Italian company Novamont® have developed “Mater-Bi®” compostable resins, which are proposed for use in packaging applications such as as bags, pouches and sealing films. Importantly, this material has good barrier properties for specific applications, such as improved moisture vapour breathability in comparison to traditional plastic films. As a further benefit, Mater-Bi® can be blown on equipment used for so-called conventional plastics, which means there is no need for new and specialist equipment. As shown by patent application WO 2020/216803 A1, one recent area of focus for Novamont is the development of starch-based biodegradable films with improved tensile strength at break. This is important for food packaging applications, such as in potato bags.

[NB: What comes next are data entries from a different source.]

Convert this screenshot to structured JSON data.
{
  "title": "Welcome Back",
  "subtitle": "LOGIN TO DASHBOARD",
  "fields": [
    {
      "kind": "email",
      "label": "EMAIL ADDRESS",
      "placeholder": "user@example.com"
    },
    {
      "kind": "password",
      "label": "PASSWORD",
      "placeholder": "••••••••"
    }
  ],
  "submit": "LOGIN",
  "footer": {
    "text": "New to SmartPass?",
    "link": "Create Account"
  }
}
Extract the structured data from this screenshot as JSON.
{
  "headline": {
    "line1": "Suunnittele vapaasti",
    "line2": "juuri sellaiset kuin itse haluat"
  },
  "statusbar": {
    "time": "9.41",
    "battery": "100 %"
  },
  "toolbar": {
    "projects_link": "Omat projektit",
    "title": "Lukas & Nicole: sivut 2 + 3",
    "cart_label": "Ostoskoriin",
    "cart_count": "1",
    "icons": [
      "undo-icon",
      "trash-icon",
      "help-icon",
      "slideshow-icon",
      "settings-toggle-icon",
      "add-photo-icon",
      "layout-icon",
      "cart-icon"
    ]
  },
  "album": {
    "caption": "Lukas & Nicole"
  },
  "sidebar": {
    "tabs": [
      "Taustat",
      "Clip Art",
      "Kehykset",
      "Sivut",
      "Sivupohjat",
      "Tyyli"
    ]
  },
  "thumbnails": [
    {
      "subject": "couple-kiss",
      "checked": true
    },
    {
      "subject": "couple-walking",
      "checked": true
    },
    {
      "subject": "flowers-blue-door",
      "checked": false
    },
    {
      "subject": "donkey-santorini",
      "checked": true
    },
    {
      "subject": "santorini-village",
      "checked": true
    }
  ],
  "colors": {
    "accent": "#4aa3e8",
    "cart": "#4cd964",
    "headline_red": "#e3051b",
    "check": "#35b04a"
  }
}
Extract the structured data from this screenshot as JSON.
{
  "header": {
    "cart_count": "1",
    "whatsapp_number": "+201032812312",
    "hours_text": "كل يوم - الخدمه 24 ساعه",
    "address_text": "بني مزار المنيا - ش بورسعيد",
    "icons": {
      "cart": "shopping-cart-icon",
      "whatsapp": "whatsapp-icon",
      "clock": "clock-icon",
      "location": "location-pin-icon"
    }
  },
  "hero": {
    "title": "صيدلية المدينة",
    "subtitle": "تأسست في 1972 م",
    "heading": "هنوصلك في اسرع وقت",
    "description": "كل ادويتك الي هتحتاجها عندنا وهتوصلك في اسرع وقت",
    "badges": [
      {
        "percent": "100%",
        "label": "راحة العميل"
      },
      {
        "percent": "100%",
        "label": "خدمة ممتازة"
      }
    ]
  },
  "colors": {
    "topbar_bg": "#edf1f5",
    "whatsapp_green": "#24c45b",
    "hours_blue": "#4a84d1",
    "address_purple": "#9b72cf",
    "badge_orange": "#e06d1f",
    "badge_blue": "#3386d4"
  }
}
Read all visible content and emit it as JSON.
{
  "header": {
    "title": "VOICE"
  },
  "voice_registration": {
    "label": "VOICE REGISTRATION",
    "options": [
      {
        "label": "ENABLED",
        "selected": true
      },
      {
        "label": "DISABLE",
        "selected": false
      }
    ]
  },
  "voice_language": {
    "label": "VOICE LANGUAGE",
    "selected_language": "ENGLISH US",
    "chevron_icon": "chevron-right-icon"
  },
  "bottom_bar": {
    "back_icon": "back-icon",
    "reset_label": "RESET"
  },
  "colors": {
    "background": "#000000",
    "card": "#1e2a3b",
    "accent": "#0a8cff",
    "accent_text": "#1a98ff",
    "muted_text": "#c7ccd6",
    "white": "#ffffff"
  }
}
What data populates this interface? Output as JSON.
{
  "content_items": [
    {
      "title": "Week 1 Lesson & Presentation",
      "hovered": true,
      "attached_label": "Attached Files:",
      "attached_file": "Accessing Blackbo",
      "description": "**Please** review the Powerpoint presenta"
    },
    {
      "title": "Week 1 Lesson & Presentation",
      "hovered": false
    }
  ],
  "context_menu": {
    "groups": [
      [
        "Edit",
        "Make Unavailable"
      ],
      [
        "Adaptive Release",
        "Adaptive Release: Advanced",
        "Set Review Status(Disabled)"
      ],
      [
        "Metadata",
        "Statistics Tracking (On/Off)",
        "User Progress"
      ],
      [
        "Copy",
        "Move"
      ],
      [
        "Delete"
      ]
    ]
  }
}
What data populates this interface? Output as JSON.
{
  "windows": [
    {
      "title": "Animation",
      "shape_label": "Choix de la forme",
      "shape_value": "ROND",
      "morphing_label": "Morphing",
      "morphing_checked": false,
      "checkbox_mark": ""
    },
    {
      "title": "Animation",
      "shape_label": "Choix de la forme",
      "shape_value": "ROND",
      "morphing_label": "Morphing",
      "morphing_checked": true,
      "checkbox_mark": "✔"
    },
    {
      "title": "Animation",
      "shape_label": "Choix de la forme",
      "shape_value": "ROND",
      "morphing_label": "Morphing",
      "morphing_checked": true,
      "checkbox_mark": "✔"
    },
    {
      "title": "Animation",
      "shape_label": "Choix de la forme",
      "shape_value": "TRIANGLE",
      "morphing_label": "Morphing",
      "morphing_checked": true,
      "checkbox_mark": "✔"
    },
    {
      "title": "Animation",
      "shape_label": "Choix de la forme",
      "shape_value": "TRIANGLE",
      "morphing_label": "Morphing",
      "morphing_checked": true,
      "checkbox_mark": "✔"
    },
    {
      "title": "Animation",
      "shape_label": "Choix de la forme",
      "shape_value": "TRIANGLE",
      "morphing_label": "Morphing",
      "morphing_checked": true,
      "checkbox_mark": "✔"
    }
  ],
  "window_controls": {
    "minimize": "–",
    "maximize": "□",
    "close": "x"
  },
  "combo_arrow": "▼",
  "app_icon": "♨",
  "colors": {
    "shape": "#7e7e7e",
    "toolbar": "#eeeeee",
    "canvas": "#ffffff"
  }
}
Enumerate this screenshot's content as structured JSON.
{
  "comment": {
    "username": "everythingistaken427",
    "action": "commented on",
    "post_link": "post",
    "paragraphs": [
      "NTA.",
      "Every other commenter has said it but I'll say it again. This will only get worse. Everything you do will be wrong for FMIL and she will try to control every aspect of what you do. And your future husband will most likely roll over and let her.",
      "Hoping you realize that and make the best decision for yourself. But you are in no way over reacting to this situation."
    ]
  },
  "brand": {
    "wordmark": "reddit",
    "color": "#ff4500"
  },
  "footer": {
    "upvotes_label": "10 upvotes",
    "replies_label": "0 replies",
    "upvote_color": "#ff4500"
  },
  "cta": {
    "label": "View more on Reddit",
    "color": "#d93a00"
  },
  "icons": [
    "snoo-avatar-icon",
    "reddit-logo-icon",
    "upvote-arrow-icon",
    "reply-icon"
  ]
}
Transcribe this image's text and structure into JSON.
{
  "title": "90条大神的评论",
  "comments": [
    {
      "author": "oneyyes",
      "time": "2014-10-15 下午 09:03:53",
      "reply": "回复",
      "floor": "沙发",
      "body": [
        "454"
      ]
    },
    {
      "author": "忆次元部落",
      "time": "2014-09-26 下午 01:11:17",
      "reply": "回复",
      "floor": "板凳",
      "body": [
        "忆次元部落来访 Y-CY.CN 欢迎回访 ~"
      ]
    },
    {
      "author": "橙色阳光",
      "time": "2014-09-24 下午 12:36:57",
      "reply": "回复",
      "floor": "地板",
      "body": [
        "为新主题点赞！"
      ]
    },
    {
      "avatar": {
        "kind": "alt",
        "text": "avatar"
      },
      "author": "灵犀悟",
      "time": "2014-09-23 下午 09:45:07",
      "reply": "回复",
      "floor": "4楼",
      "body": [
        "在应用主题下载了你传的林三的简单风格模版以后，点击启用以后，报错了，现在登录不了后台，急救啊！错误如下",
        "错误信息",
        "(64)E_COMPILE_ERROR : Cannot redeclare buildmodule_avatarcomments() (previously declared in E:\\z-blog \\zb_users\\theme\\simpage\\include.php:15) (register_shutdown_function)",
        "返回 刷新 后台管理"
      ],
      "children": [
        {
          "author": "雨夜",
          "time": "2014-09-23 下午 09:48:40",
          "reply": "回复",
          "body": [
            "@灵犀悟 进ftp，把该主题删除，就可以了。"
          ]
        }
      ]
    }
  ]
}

Australian firm Plantic Technologies™ have focused attention on packaging materials based on high amylose starch derived from corn. They have a range of flexible barrier packaging materials, which can be used to produce pouches from a variety of food products and which display good gas barrier performance. According to WO 2020172722 A1, Plantic Technologies™ have developed high viscosity starch compositions, which can be extruded to produce films with low haze, high strength and high gas barrier properties.

What does the future look like?

Despite their ubiquity and utility in food packaging, the recycling of plastic films remains a challenge. However, a range of new approaches are being developed to tackle plastic film waste, including recycling schemes and specifically-designed recycling processes, as well as the development of new biodegradable materials and especially starch-based films. Between them, we hope they will reduce – and one day eliminate – plastic film waste that ends up in landfill.